10 thoughts on “On this day …”

  1. The only reason Custer's career lasted as long as it did and he went as far as he did was because he was a great PR man. The man was both strategically and tactically a moron.

    Why, yes I do have strong opinions on the subject. Why do you ask?

  2. Facts are so inconvenient in hindsight. It really interferes with telling a good story sometimes. It's a shame MJ is still dead. He could reenact his Thriller video with devastating realism if he'd just pop out of his crypt for a bit.

  3. I must say, that is quite a mix of "facts" for the day… I hear they're hoping for a revival with Elvis…

  4. Korea? I was two days out of Yokohama, San Francisco-bound on a passenger freighter when the North headed south. The Russians were jamming the radios, so we didn't really know what was going on.

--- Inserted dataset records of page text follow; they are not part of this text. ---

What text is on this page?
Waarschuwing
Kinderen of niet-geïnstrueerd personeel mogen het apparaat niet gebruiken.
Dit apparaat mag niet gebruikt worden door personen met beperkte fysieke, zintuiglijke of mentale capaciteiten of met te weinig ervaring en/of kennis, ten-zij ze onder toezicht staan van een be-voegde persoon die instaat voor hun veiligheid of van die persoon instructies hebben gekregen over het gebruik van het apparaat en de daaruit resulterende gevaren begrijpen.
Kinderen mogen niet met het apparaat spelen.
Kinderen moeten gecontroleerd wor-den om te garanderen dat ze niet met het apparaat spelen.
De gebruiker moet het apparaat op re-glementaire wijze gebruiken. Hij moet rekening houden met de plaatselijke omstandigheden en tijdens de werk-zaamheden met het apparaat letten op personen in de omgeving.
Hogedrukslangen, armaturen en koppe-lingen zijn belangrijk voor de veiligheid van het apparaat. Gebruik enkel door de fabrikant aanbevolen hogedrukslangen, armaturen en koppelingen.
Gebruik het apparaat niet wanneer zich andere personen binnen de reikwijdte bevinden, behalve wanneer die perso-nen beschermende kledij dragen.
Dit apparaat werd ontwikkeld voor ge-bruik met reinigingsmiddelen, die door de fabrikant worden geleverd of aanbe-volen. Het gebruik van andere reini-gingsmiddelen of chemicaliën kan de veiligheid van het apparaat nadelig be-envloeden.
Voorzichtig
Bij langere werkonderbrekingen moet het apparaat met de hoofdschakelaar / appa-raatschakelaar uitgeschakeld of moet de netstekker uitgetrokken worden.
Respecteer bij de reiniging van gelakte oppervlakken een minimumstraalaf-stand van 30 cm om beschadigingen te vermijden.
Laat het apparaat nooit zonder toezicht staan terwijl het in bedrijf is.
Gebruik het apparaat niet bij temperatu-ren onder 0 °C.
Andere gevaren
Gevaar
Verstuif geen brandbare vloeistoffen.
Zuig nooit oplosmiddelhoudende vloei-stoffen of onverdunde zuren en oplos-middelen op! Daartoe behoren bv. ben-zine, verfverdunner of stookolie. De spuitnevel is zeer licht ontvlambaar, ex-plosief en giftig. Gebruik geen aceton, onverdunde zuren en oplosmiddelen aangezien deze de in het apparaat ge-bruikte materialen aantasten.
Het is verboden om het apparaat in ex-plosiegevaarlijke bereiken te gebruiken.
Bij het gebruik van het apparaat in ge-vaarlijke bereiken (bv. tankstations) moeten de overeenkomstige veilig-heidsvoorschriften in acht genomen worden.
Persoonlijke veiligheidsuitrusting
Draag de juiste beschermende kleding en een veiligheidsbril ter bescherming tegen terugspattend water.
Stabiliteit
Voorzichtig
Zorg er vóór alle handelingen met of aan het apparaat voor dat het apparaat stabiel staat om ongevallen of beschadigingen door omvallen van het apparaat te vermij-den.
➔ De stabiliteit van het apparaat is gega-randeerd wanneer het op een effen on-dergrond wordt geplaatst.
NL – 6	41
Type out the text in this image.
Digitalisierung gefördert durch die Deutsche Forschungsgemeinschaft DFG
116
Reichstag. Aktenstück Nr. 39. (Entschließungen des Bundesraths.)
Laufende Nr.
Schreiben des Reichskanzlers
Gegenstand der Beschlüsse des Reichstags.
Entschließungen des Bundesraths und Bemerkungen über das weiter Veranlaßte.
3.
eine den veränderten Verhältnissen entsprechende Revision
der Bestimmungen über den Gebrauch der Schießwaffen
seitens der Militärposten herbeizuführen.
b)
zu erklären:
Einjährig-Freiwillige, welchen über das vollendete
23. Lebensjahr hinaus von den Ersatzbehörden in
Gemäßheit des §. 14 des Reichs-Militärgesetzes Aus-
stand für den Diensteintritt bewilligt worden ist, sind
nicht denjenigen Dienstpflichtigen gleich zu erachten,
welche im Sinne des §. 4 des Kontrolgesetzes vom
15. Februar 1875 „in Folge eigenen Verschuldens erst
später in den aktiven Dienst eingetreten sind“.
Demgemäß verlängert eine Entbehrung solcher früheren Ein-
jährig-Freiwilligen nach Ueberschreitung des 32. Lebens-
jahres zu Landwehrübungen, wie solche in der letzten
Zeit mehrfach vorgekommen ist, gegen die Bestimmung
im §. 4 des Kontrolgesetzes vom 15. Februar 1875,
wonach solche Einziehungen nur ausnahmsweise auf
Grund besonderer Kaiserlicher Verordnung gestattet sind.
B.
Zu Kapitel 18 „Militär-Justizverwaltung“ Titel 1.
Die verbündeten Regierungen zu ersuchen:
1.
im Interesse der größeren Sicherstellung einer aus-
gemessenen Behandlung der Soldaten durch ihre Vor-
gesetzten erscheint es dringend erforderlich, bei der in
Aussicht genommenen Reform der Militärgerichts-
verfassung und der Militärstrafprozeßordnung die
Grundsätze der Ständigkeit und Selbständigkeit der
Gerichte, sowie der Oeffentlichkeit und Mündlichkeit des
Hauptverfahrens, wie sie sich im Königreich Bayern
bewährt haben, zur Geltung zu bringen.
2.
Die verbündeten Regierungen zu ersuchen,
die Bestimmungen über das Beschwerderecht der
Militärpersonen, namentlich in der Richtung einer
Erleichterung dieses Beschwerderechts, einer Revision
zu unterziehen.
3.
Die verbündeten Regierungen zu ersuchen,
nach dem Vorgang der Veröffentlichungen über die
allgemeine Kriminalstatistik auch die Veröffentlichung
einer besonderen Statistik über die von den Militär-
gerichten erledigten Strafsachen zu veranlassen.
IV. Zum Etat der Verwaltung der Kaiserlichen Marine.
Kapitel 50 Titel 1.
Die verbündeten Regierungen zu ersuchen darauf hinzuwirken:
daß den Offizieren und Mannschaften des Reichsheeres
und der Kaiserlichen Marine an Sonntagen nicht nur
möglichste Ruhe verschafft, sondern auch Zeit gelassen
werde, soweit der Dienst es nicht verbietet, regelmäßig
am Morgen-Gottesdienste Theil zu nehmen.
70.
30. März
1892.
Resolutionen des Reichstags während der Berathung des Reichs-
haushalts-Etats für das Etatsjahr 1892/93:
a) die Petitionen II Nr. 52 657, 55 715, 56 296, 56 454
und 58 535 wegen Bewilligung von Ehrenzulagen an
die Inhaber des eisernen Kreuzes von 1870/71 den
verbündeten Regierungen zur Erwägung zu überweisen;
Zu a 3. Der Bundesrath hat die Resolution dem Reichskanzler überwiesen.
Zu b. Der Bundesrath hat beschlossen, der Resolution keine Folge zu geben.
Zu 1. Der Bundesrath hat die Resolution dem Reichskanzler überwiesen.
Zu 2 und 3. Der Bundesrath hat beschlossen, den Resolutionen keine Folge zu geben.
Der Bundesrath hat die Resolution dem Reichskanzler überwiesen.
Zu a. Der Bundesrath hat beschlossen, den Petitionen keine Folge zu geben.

    Right at four years later I began a 16-month tour of occupation duty there.

    "Educational" is about the best I can do in a family publication.

    Art

  5. My father lost two toes to a NorK/ChiCom bullet in 1951.
    He was medevaced to a Turkish aid post and flown to a US managed Japanese hospital aboard a British aircraft.

    That was when the United Nations meant something and was not run by statist thugs.

  6. Pedro, that was because the Chinese vote on the UNSC was controlled from Taiwan which caused the USSR to boycott the UN, thus no statist thugs. It's also the last time anyone boycotted the UNSC.

    Would be interesting to know what would have happened if the USSR hadn't left and vetoed the resolution.